The warlike nature of today's conservatives is more likely the result of their campaign donations from big defense contractors, together with their hostility toward Muslims. Kennedy's military doctrine was incomplete, but even at its most aggressive it had nothing to do with conservatism.
"Conservative" is a relative term.
That leaves us with Will's economic argument, which is based on Kennedy's stated support for "a creative tax cut creating more jobs and income and eventually more revenue." John Kenneth Galbraith was right at the time when he called that a "Republican speech."
But it is Republicanism, not liberalism, that has changed. Kennedy-era Republicans boasted of the increases in Social Security and union membership under President Eisenhower. They lauded Eisenhower's stimulative Federal highway program.

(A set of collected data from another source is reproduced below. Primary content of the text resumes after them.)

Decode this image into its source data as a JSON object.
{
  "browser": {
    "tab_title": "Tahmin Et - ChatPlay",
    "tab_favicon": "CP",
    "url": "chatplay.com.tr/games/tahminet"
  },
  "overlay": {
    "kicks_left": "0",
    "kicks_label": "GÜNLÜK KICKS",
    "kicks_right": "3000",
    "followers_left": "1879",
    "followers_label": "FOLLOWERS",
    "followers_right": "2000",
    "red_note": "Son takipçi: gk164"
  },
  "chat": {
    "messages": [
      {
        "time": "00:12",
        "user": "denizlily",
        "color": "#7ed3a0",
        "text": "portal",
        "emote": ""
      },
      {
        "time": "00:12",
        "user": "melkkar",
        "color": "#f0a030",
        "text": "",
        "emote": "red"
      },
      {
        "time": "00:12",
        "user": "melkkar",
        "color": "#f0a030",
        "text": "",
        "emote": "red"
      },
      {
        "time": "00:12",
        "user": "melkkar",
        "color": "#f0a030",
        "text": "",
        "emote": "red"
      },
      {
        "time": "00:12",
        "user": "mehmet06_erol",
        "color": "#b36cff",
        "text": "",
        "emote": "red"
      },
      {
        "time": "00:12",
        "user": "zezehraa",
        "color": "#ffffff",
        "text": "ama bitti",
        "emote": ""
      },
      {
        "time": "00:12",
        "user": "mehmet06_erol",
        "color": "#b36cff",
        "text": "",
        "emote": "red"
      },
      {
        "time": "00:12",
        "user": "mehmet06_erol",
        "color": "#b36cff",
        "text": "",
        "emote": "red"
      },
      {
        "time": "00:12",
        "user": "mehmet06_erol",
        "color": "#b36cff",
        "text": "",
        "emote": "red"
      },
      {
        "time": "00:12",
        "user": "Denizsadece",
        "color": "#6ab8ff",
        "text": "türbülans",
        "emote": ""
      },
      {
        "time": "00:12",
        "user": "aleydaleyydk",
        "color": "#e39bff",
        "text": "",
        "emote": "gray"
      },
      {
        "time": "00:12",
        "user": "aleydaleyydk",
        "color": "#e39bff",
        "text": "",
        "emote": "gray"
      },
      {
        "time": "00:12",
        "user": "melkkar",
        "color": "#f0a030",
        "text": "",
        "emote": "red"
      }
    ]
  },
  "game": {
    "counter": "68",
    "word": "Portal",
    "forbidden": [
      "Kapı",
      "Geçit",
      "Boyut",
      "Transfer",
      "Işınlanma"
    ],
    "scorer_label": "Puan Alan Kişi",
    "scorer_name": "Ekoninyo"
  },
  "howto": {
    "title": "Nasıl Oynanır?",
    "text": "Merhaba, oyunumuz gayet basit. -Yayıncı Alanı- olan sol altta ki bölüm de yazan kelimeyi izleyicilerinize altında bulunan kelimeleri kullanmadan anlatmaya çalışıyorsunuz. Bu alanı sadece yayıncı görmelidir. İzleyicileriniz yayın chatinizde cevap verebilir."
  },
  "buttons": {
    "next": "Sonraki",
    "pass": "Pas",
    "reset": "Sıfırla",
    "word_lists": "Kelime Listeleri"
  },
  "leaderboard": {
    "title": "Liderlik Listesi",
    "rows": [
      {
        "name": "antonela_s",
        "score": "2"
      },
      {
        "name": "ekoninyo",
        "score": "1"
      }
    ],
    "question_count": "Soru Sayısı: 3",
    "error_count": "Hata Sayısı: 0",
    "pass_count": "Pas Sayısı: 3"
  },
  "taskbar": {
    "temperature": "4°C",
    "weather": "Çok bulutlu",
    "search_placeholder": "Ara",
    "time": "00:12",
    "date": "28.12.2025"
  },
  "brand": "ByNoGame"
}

Kennedy's statement needs to be put in the proper historical context. When Kennedy gave that speech the top marginal tax rate - the tax rate for the nation's highest levels of income - was 91 percent. The "conservative" cut passed after Kennedy's death lowered it to 77 percent. Today it's 39.5 percent, a figure Kennedy couldn't have imagined and certainly wouldn't have supported.
Two liberal economists, Nobel Laureate Peter Diamond of MIT and Emmanuel Saez of the University of California at Berkeley, recently concluded that the most effective top tax rate - the one that would create the most "jobs and income and eventually more revenue" - is 73 percent. When today's conservatives embrace rates like that, we'll call John Kennedy a conservative.
The Real JFK
But if Kennedy wasn't a conservative, what was he? One way to understand a person is by seeking echoes of their personality in their family and friends. Kennedy's brothers and heirs were and are unapologetically liberal. Even his father, the notorious Joe, became the scourge of Wall Street when FDR appointed him to clean up that den of iniquity as the first chairman of the SEC.
Ah, Joe, we miss your regulator's hand today.
During his brief presidency Kennedy fought for civil rights - albeit cautiously, as he tried to preserve the Democratic coalition with Southern Dixiecrats. And yet, for all his pragmatism and caution, Kennedy was attuned to his time. He understood that he had ridden into office on waves of change. As the Rev. Jesse Jackson reminds us, he demanded a strong civil rights plank in the 1960 Democratic platform.
JFK was, as Rev. Jackson writes, "a cautious, pragmatic and stylish politician ... a moderate in temperament and politics." In that respect, at least, he was not unlike the current occupant of the Oval Office.
But when the bells of history rang in 1962, Kennedy heard them. When men, women, and children were teargassed and the University of Mississippi became a battleground for justice, Kennedy responded with the full authority of his office and the full grace of his rhetorical gifts.
The bells of history are ringing again. They can be heard in the stories of the homeless, the innocent ones whose houses have been lost to foreclosure. They can be felt in the trials of the young generation whose hopes for the future are being dimmed by unemployment, in the fears of an older generation who face an uncertain retirement, in the growing numbers of the poor and the dying hopes of the middle class.
In his finest moments, John F. Kennedy heard the music of his moment and made it better. That's not conservatism, or centrism, or even pragmatism. It's leadership.We can never know the "real JFK," but we can honor the truth when we honor his memory.
"Speak," wrote Rainer Maria Rilke. "Speak, and be witness." The fiftieth anniversary of John F. Kennedy's death demands no less of us.